Yasuko regarda dehors mais elle ne remarqua personne qui puisse les observer. Si le traiteur était surveillé, elle n’aurait bien sûr rien pu voir.

Elle lui tendit sa boîte-repas lorsqu’elle fut prête.

— C’était un camarade d’études, glissa-t-il au moment de payer.

— Pardon ?

— J’ai reçu un camarade d’études. Je suis désolé de vous avoir dérangée, dit-il en remuant à peine les lèvres.

— Mais pas du tout, répondit-elle en souriant soudain avant d’ajouter en prenant garde que sa bouche ne soit pas visible de l’extérieur : C’est si rare que vous ayez de la visite !

— C’était la première fois. Et je ne m’y attendais pas.

— Je m’en réjouis pour vous.

— Merci, dit-il en prenant le sac qui contenait sa boîte-repas. Eh bien, à ce soir.

Cela signifiait qu’il l’appellerait.

— Entendu, répondit-elle.

Tout en suivant des yeux la silhouette râblée qui s’éloignait, elle s’étonna qu’un ermite comme lui ait des amis qui viennent le voir.

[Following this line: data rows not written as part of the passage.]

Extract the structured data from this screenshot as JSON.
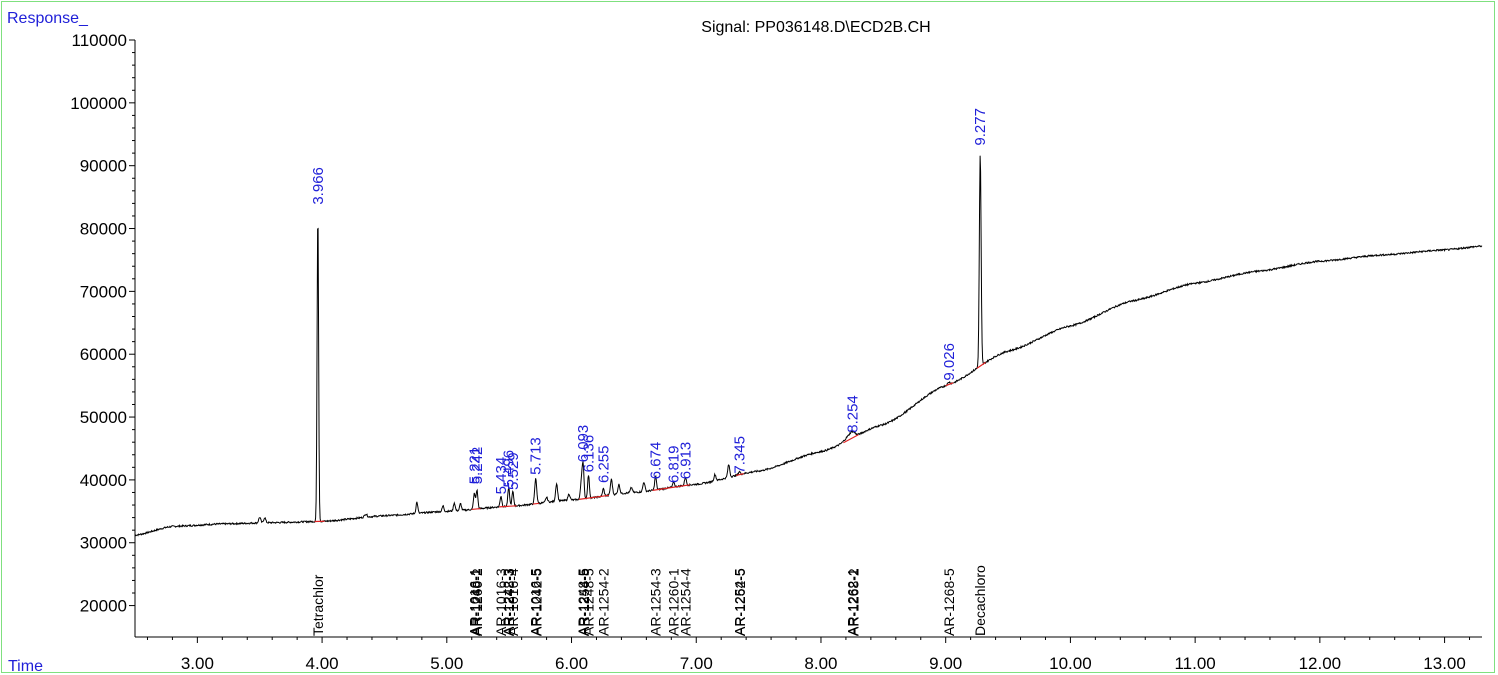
{
  "chart_data": {
    "type": "line",
    "title": "Signal: PP036148.D\\ECD2B.CH",
    "ylabel": "Response_",
    "xlabel": "Time",
    "xlim": [
      2.5,
      13.3
    ],
    "ylim": [
      15000,
      110000
    ],
    "x_ticks": [
      "3.00",
      "4.00",
      "5.00",
      "6.00",
      "7.00",
      "8.00",
      "9.00",
      "10.00",
      "11.00",
      "12.00",
      "13.00"
    ],
    "y_ticks": [
      "20000",
      "30000",
      "40000",
      "50000",
      "60000",
      "70000",
      "80000",
      "90000",
      "100000",
      "110000"
    ],
    "grid": false,
    "colors": {
      "trace": "#000000",
      "peak_label": "#1f1fd8",
      "baseline_mark": "#e02020",
      "frame": "#7fe07f",
      "axis_label": "#1f1fd8"
    },
    "baseline": [
      {
        "x": 2.5,
        "y": 31200
      },
      {
        "x": 2.8,
        "y": 32600
      },
      {
        "x": 3.2,
        "y": 33000
      },
      {
        "x": 3.6,
        "y": 33200
      },
      {
        "x": 4.0,
        "y": 33400
      },
      {
        "x": 4.5,
        "y": 34300
      },
      {
        "x": 5.0,
        "y": 35000
      },
      {
        "x": 5.5,
        "y": 35800
      },
      {
        "x": 6.0,
        "y": 36800
      },
      {
        "x": 6.5,
        "y": 38000
      },
      {
        "x": 7.0,
        "y": 39300
      },
      {
        "x": 7.5,
        "y": 41400
      },
      {
        "x": 8.0,
        "y": 44500
      },
      {
        "x": 8.5,
        "y": 48800
      },
      {
        "x": 9.0,
        "y": 55000
      },
      {
        "x": 9.5,
        "y": 60500
      },
      {
        "x": 10.0,
        "y": 64500
      },
      {
        "x": 10.5,
        "y": 68500
      },
      {
        "x": 11.0,
        "y": 71300
      },
      {
        "x": 11.5,
        "y": 73200
      },
      {
        "x": 12.0,
        "y": 74800
      },
      {
        "x": 12.5,
        "y": 75800
      },
      {
        "x": 13.0,
        "y": 76600
      },
      {
        "x": 13.3,
        "y": 77200
      }
    ],
    "peaks": [
      {
        "x": 3.5,
        "h": 900,
        "w": 0.008
      },
      {
        "x": 3.54,
        "h": 800,
        "w": 0.008
      },
      {
        "x": 3.966,
        "h": 49300,
        "w": 0.006
      },
      {
        "x": 4.35,
        "h": 500,
        "w": 0.01
      },
      {
        "x": 4.76,
        "h": 1800,
        "w": 0.007
      },
      {
        "x": 4.97,
        "h": 900,
        "w": 0.007
      },
      {
        "x": 5.06,
        "h": 1300,
        "w": 0.007
      },
      {
        "x": 5.11,
        "h": 1100,
        "w": 0.007
      },
      {
        "x": 5.221,
        "h": 2500,
        "w": 0.007
      },
      {
        "x": 5.242,
        "h": 3000,
        "w": 0.007
      },
      {
        "x": 5.434,
        "h": 1700,
        "w": 0.007
      },
      {
        "x": 5.496,
        "h": 3000,
        "w": 0.007
      },
      {
        "x": 5.529,
        "h": 2300,
        "w": 0.007
      },
      {
        "x": 5.713,
        "h": 4000,
        "w": 0.008
      },
      {
        "x": 5.8,
        "h": 800,
        "w": 0.008
      },
      {
        "x": 5.88,
        "h": 2800,
        "w": 0.008
      },
      {
        "x": 5.98,
        "h": 1000,
        "w": 0.008
      },
      {
        "x": 6.08,
        "h": 3000,
        "w": 0.008
      },
      {
        "x": 6.093,
        "h": 5000,
        "w": 0.007
      },
      {
        "x": 6.136,
        "h": 3700,
        "w": 0.007
      },
      {
        "x": 6.255,
        "h": 1200,
        "w": 0.007
      },
      {
        "x": 6.32,
        "h": 2500,
        "w": 0.008
      },
      {
        "x": 6.38,
        "h": 1500,
        "w": 0.008
      },
      {
        "x": 6.48,
        "h": 800,
        "w": 0.008
      },
      {
        "x": 6.58,
        "h": 1500,
        "w": 0.008
      },
      {
        "x": 6.674,
        "h": 2200,
        "w": 0.007
      },
      {
        "x": 6.819,
        "h": 800,
        "w": 0.007
      },
      {
        "x": 6.913,
        "h": 1300,
        "w": 0.007
      },
      {
        "x": 7.15,
        "h": 1000,
        "w": 0.008
      },
      {
        "x": 7.26,
        "h": 2000,
        "w": 0.008
      },
      {
        "x": 7.345,
        "h": 500,
        "w": 0.007
      },
      {
        "x": 8.22,
        "h": 600,
        "w": 0.03
      },
      {
        "x": 8.254,
        "h": 700,
        "w": 0.02
      },
      {
        "x": 9.026,
        "h": 400,
        "w": 0.01
      },
      {
        "x": 9.277,
        "h": 33800,
        "w": 0.007
      }
    ],
    "peak_labels": [
      {
        "x": 3.966,
        "text": "3.966",
        "y": 83800
      },
      {
        "x": 5.221,
        "text": "5.221",
        "y": 39300
      },
      {
        "x": 5.242,
        "text": "5.242",
        "y": 39300
      },
      {
        "x": 5.434,
        "text": "5.434",
        "y": 37700
      },
      {
        "x": 5.496,
        "text": "5.496",
        "y": 38800
      },
      {
        "x": 5.529,
        "text": "5.529",
        "y": 38400
      },
      {
        "x": 5.713,
        "text": "5.713",
        "y": 40800
      },
      {
        "x": 6.093,
        "text": "6.093",
        "y": 42800
      },
      {
        "x": 6.136,
        "text": "6.136",
        "y": 41200
      },
      {
        "x": 6.255,
        "text": "6.255",
        "y": 39500
      },
      {
        "x": 6.674,
        "text": "6.674",
        "y": 40100
      },
      {
        "x": 6.819,
        "text": "6.819",
        "y": 39500
      },
      {
        "x": 6.913,
        "text": "6.913",
        "y": 40100
      },
      {
        "x": 7.345,
        "text": "7.345",
        "y": 41000
      },
      {
        "x": 8.254,
        "text": "8.254",
        "y": 47500
      },
      {
        "x": 9.026,
        "text": "9.026",
        "y": 55800
      },
      {
        "x": 9.277,
        "text": "9.277",
        "y": 93200
      }
    ],
    "compound_labels": [
      {
        "x": 3.966,
        "text": "Tetrachlor"
      },
      {
        "x": 5.221,
        "text": "AR-1016-1"
      },
      {
        "x": 5.232,
        "text": "AR-1248-1"
      },
      {
        "x": 5.242,
        "text": "AR-1260-2"
      },
      {
        "x": 5.434,
        "text": "AR-1016-3"
      },
      {
        "x": 5.49,
        "text": "AR-1242-3"
      },
      {
        "x": 5.5,
        "text": "AR-1248-3"
      },
      {
        "x": 5.529,
        "text": "AR-1016-4"
      },
      {
        "x": 5.713,
        "text": "AR-1016-5"
      },
      {
        "x": 5.72,
        "text": "AR-1242-5"
      },
      {
        "x": 6.093,
        "text": "AR-1248-5"
      },
      {
        "x": 6.1,
        "text": "AR-1254-5"
      },
      {
        "x": 6.136,
        "text": "AR-1248-5"
      },
      {
        "x": 6.255,
        "text": "AR-1254-2"
      },
      {
        "x": 6.674,
        "text": "AR-1254-3"
      },
      {
        "x": 6.819,
        "text": "AR-1260-1"
      },
      {
        "x": 6.913,
        "text": "AR-1254-4"
      },
      {
        "x": 7.345,
        "text": "AR-1254-5"
      },
      {
        "x": 7.35,
        "text": "AR-1262-5"
      },
      {
        "x": 8.254,
        "text": "AR-1262-1"
      },
      {
        "x": 8.26,
        "text": "AR-1268-2"
      },
      {
        "x": 9.026,
        "text": "AR-1268-5"
      },
      {
        "x": 9.277,
        "text": "Decachloro"
      }
    ],
    "baseline_marks": [
      {
        "x0": 3.94,
        "x1": 4.02
      },
      {
        "x0": 5.2,
        "x1": 5.27
      },
      {
        "x0": 5.42,
        "x1": 5.56
      },
      {
        "x0": 5.69,
        "x1": 5.74
      },
      {
        "x0": 6.06,
        "x1": 6.3
      },
      {
        "x0": 6.65,
        "x1": 6.95
      },
      {
        "x0": 7.32,
        "x1": 7.38
      },
      {
        "x0": 8.18,
        "x1": 8.3
      },
      {
        "x0": 9.0,
        "x1": 9.06
      },
      {
        "x0": 9.25,
        "x1": 9.32
      }
    ]
  }
}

Après le rush du matin, elle alla comme tous les jours se reposer quelques instants dans la cuisine avec Sayoko et son mari. Son ancienne collègue qui était gourmande avait apporté des brioches fourrées aux haricots rouges. Son mari buvait du thé et ne leur accorda pas un regard. Kaneko, le livreur, faisait sa tournée.

— Tu n’as pas été embêtée hier après le travail ? demanda Sayoko après avoir bu une gorgée de thé.

— Par qui ?

— Tu sais bien ! La police, qui d’autre ? expliqua Sayoko en faisant la moue. Ils nous ont posé tellement de questions qu’on s’est dit qu’ils avaient dû aller te voir, hein ? continua-t-elle en recherchant l’assentiment de son mari, qui fit oui de la tête sans rien dire.

— Ah ! Non, ils ne sont pas venus.

En réalité, ils avaient questionné Misato, mais Yasuko ne jugea pas nécessaire de les en informer.

— Tant mieux. Tout le monde sait qu’ils sont obstinés.

— Ils font des vérifications, c’est tout, dit Yonezawa. Ce n’est pas qu’ils soupçonnent Yasuko mais ils doivent suivre leur routine.

— Tu as raison, il ne faut pas oublier que les policiers sont d’abord des fonctionnaires. Enfin, encore heureux que Togashi ne soit jamais passé ici, si je puis dire. Parce que s’il l’avait fait, Yasuko ferait à coup sûr partie des suspects à leurs yeux.

— Comment ça ? C’est absurde ! s’exclama Yonezawa avec un sourire embarrassé.

— Non, c’est tout à fait possible. Si Togashi a demandé au personnel de chez Marian où travaillait Yasuko, c’est parce qu’il avait l’intention de la voir. C’est aussi pour ça qu’ils semblaient ne pas nous croire.